You're right, and Pocket being integrated into the browser itself rather than remaining a plugin was the one that drove me to Waterfox a few years ago. I just listed a couple of general issues above for brevity's sake.
Before they bought Pocket it was a plugin/service that was completely optional. They bought Pocket and integrated it into the browser at a much deeper level, making it opt-out instead of opt-in (and very difficult for the average user to opt out; you have to change several settings in about:config which most users have no idea even exists).
I felt they should have made it an opt-in service that the user can choose on the first launch. Taking away user choice is rarely a good thing, and even less so when dealing with anything privacy related.
Pocket, the service for collecting and syncing articles, is basically a separate thing from pocket suggestions.

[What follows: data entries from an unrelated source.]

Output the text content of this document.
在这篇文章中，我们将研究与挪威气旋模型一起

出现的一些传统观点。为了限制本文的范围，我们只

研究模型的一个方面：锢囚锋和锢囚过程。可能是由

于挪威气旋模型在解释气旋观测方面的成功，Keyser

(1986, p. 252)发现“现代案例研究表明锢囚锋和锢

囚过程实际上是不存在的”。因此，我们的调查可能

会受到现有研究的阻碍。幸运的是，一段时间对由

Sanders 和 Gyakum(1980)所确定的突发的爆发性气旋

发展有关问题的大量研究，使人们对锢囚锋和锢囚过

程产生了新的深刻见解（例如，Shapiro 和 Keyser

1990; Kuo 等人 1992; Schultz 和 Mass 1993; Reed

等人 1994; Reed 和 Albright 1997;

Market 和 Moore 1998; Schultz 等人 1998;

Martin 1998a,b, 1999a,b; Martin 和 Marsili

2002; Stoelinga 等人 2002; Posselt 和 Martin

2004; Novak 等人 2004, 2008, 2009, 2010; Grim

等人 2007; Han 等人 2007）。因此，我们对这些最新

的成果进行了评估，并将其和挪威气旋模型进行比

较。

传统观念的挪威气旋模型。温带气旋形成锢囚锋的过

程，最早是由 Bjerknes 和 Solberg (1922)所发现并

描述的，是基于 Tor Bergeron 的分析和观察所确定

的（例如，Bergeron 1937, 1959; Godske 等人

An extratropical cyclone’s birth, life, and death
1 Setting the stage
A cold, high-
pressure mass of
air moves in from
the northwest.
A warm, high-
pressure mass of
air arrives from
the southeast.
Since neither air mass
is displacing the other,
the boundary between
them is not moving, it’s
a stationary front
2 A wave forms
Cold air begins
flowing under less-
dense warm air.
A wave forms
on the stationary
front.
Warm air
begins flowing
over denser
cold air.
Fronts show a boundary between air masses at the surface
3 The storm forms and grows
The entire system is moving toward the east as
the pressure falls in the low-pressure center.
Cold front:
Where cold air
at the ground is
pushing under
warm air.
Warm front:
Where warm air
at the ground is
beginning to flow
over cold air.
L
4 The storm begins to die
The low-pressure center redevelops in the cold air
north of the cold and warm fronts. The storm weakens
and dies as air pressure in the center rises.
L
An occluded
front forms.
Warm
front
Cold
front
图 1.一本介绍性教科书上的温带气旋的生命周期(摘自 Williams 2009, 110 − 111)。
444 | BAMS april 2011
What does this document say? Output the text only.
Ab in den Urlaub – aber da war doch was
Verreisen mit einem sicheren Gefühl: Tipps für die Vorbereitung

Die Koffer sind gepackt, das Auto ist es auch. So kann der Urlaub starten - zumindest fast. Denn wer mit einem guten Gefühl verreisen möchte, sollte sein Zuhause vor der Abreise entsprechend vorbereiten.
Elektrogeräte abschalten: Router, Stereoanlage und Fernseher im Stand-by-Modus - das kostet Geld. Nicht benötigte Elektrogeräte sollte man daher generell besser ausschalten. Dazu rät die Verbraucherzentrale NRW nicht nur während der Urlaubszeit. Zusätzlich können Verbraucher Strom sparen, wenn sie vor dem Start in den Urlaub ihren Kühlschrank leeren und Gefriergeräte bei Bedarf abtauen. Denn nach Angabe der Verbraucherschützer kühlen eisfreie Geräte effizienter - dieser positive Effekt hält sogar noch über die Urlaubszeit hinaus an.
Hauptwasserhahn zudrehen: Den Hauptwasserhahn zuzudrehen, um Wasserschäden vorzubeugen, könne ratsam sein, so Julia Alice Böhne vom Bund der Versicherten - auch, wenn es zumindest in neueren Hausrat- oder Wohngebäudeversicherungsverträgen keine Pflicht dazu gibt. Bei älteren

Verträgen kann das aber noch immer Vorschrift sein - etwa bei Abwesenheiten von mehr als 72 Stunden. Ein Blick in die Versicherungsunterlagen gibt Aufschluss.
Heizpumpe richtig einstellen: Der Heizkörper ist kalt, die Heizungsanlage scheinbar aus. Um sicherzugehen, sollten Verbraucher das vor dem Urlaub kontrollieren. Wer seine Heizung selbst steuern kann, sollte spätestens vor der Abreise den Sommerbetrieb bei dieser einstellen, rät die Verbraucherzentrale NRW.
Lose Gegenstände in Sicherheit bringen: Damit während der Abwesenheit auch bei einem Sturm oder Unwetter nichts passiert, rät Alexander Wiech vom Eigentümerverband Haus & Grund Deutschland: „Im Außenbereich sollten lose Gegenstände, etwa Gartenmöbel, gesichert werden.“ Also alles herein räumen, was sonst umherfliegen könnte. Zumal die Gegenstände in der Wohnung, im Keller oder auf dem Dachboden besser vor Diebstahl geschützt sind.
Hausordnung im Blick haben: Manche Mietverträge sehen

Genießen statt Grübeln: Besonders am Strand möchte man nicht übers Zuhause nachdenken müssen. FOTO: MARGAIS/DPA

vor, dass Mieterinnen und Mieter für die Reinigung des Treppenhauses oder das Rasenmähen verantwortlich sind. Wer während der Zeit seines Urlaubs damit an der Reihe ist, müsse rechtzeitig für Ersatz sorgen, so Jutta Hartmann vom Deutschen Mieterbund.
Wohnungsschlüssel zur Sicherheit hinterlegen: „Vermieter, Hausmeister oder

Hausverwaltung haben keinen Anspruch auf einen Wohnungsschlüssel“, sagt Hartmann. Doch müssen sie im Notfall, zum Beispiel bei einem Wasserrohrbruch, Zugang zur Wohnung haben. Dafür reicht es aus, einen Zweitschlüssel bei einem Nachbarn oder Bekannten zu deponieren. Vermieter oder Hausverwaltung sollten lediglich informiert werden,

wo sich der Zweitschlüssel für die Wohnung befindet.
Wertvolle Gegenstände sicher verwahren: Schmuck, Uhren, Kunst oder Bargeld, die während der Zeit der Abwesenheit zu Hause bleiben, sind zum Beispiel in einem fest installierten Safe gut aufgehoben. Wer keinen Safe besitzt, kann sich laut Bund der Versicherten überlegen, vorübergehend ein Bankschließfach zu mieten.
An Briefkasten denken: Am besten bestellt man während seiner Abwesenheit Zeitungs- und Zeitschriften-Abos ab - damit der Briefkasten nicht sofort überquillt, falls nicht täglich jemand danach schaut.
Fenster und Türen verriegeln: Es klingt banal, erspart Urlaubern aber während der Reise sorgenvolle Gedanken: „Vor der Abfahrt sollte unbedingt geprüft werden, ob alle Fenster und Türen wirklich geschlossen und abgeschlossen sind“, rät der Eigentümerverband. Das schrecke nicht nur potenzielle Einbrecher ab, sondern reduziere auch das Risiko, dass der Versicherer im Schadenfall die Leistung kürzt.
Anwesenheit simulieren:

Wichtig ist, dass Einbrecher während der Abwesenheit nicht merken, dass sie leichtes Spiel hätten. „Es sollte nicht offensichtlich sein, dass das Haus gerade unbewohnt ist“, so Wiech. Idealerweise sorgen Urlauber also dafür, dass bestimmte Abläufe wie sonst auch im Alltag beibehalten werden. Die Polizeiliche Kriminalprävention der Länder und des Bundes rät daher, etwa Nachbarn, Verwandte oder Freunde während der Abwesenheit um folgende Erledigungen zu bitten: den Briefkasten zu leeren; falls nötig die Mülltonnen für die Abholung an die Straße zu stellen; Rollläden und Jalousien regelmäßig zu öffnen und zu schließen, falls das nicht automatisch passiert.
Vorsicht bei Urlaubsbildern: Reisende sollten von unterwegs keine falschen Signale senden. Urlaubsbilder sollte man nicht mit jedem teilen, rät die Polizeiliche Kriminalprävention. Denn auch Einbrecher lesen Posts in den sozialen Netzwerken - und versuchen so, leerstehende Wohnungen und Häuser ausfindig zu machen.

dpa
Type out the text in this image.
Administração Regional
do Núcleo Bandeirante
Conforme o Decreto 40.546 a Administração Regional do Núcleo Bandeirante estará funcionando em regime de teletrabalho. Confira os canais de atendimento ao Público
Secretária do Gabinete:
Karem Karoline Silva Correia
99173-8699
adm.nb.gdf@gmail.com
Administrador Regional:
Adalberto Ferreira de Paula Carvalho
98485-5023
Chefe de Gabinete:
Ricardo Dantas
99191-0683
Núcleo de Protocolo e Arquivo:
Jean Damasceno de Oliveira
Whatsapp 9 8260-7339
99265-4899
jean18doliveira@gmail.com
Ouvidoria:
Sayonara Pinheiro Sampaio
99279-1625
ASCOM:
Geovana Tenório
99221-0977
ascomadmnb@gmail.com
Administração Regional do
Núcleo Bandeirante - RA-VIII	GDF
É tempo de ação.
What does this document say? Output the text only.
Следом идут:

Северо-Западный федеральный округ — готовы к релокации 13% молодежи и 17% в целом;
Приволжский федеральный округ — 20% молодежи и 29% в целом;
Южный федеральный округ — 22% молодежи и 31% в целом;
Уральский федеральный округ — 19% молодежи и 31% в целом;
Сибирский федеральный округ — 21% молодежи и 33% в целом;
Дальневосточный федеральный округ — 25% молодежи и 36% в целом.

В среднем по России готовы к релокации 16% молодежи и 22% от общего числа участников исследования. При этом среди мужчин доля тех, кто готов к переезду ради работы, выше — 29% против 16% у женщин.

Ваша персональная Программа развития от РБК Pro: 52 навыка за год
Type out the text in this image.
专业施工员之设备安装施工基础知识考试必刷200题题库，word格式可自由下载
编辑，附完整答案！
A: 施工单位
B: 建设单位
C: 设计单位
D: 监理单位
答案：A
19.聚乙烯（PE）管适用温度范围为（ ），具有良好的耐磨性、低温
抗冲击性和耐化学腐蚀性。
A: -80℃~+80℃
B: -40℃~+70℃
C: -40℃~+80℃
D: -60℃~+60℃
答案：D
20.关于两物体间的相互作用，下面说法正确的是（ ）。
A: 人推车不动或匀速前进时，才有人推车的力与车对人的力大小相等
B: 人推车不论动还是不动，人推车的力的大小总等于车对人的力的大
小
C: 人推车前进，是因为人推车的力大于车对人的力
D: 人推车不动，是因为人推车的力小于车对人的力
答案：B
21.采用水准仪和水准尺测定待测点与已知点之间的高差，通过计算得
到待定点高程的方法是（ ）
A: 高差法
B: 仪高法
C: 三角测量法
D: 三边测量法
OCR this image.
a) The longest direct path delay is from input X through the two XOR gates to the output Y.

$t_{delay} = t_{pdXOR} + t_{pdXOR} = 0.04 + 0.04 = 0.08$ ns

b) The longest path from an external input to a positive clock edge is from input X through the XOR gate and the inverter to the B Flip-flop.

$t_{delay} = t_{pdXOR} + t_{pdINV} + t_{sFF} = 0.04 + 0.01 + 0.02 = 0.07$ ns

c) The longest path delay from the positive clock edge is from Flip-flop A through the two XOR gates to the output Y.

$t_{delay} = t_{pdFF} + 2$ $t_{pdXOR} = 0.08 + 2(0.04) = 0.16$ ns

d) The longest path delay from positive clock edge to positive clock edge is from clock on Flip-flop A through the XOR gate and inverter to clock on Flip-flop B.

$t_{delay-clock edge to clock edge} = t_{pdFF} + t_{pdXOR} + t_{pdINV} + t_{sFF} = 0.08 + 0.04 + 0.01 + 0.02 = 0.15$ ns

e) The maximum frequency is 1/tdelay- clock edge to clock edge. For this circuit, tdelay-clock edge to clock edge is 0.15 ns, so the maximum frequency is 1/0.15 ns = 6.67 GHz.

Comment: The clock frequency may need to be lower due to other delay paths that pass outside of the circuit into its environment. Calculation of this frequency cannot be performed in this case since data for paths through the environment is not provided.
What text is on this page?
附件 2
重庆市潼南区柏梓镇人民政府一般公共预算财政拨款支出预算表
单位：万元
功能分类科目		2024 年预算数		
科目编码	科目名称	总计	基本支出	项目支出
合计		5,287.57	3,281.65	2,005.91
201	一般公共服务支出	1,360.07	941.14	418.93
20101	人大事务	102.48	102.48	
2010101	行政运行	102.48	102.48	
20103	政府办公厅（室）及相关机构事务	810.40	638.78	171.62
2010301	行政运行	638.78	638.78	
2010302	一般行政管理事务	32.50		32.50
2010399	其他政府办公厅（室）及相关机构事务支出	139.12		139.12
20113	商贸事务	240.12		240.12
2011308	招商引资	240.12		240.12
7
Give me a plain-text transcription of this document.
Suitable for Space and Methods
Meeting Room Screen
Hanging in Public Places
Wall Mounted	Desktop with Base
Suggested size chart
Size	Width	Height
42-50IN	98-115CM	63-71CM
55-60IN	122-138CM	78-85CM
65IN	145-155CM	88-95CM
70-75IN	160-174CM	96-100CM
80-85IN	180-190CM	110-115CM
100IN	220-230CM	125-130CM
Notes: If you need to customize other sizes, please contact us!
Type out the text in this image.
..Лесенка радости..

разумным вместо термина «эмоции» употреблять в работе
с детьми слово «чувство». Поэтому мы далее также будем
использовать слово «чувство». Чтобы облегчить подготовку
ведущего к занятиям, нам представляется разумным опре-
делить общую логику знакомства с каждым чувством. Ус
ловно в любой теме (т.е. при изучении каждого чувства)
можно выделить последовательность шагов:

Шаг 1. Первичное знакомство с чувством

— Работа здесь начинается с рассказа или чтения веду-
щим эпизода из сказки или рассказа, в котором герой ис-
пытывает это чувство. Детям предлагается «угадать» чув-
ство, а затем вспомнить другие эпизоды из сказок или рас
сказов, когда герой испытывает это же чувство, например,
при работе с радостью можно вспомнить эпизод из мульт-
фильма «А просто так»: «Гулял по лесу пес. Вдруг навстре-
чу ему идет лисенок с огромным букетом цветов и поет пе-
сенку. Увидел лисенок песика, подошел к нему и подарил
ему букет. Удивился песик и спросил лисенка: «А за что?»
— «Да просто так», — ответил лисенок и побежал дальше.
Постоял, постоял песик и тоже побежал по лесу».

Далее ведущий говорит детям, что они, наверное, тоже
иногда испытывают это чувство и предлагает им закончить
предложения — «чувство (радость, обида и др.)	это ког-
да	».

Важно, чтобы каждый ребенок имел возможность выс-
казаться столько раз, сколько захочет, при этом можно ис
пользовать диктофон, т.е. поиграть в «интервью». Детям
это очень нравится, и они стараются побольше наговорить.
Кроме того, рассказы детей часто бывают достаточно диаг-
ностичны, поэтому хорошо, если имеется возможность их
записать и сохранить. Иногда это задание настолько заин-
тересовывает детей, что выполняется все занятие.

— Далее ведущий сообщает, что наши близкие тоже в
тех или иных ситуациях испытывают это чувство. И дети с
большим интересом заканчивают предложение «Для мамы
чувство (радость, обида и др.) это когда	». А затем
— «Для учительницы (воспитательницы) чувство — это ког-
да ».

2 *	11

The original service was integrated a while ago, but it doesn't really have severe privacy implications. If you click a pocket button, it asks you to log in. If you don't click, it does nothing. This is the one that's hard to disable, but it's an annoyance more than a security problem.
Pocket suggestions are newer, showing articles on the new tab page. They are trivial to turn off, and for what it's worth all the sorting/filtering is done locally.
It's the automatic opt-in that concerned me more than anything; any time a company chooses to force a new feature on their users I question the necessity of the action as well as the intent. I had the same issue with automatic opt-in of their telemetry and Studies; I never asked for that and I don't expect it from a company that touts their stance on privacy as a reason to use their software.
My point being, even if Pocket is 100% benign and never leaks any user data, the user should still have a say in whether it is turned on by default on a fresh installation. Anything less is user-hostile, a descriptor Mozilla should avoid if possible.